History 100: The introductory course that taught history majors to be historians. It was my first exposure to real, academic history. The leap from name-date-place-event type “history” to detailed analysis and learning to weave together so many facets of human nature and activity to tell the story of what happened in the past was the single most academically satisfying things I ever encountered.

Physical Anthropology: To fulfill my lab requirement, I observed a Golden-bellied Mangabey at the local zoo. Pretty boring, for the most part (the poor guy was socially isolated, his two fellow mangabeys having been recently taken away), until the monkey decided he’d had enough of an obnoxious woman taunting him to amuse her brats. To get rid of her, he grinned a big threat display, sat down on a branch in front of her, and started spanking the… er… you get the idea. Still one of the most fun reports I’ve ever written.

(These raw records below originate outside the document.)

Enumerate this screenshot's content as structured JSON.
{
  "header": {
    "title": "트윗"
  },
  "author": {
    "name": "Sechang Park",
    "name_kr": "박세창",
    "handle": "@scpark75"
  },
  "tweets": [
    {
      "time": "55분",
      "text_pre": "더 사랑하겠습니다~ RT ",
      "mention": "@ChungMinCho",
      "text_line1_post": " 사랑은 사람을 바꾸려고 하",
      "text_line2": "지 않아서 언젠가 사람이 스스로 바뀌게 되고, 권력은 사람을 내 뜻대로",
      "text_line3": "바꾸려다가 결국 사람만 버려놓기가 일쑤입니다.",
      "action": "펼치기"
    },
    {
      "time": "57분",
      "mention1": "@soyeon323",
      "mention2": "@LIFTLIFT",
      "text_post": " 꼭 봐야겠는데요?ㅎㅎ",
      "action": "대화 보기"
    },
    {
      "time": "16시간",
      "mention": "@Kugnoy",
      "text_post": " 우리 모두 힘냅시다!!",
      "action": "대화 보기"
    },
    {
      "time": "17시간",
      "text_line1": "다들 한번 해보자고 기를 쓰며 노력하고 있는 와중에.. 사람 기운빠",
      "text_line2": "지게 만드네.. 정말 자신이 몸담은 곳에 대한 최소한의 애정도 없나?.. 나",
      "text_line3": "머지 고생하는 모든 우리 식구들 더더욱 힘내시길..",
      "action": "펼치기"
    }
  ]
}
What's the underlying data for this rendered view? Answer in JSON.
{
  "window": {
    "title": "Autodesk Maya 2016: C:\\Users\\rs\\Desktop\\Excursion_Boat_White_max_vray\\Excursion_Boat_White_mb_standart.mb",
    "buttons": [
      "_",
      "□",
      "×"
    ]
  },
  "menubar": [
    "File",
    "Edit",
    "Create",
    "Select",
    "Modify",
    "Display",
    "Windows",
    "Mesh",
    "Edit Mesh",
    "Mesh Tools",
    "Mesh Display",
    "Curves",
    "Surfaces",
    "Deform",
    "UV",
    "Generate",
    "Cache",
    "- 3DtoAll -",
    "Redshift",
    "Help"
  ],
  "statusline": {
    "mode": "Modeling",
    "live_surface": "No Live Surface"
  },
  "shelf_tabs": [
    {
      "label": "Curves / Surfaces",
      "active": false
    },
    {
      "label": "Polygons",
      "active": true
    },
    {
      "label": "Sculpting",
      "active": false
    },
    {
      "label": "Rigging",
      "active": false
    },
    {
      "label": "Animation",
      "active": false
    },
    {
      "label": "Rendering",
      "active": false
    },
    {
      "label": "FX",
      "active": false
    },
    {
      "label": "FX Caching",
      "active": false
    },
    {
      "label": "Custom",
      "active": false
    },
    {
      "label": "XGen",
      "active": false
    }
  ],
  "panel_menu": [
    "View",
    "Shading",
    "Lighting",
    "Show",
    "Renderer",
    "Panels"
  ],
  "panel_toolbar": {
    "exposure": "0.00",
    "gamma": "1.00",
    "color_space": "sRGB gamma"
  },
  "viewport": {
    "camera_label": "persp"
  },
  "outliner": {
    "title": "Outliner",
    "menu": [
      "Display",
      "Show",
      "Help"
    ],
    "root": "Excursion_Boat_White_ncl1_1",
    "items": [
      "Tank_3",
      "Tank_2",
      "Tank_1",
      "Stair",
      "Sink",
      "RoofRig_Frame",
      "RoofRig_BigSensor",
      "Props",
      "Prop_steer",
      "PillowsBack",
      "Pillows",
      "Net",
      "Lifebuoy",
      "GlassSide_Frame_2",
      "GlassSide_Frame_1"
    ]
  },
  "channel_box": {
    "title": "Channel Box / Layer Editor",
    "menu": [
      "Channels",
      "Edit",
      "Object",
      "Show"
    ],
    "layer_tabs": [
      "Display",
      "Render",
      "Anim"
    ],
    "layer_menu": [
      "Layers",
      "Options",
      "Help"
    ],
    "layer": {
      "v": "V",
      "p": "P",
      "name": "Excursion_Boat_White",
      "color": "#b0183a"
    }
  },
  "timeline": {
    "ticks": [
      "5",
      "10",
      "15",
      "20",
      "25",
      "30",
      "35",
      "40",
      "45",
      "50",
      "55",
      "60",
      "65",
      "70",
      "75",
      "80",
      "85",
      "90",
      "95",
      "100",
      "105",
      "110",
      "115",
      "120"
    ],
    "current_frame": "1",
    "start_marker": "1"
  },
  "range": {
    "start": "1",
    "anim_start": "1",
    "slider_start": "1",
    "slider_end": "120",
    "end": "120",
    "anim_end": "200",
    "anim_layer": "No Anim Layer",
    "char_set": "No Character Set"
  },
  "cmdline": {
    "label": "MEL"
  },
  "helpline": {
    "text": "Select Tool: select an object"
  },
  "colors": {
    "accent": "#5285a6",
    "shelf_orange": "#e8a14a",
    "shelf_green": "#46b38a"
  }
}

Of course I enjoyed all of my history classes, with the exception of 19th Century European History, because it was taught by a human incarnation of an Ambien tablet. I took archaeology too, and made a trip to England for a field school, though I never made enough credits for a minor. The biggest surprise was finding that I liked doing algebra (having only passed it as a kid after three attempts) and that I loved statistical analysis. If I ever go back to school, I might just look at taking more math and science.

Interesting. I am not a musician, but my favorite class during my undergrad years was on the music of Bach…we did some hard-core analyses (of a fugue, and of a concerto), but well integrated with stuff about Bach’s life and times.

Thank you, Dr. Dreyfus! (I think he’s at Stanford now – or perhaps retired. A great viola da gamba player, too.)

In my major, I loved all my computer courses.

Outside my major, my favorites were U. S. History, and Business and Professional Speech.

Course I hated the most: Economics of Money and Banking. I took my D and ran for dear life.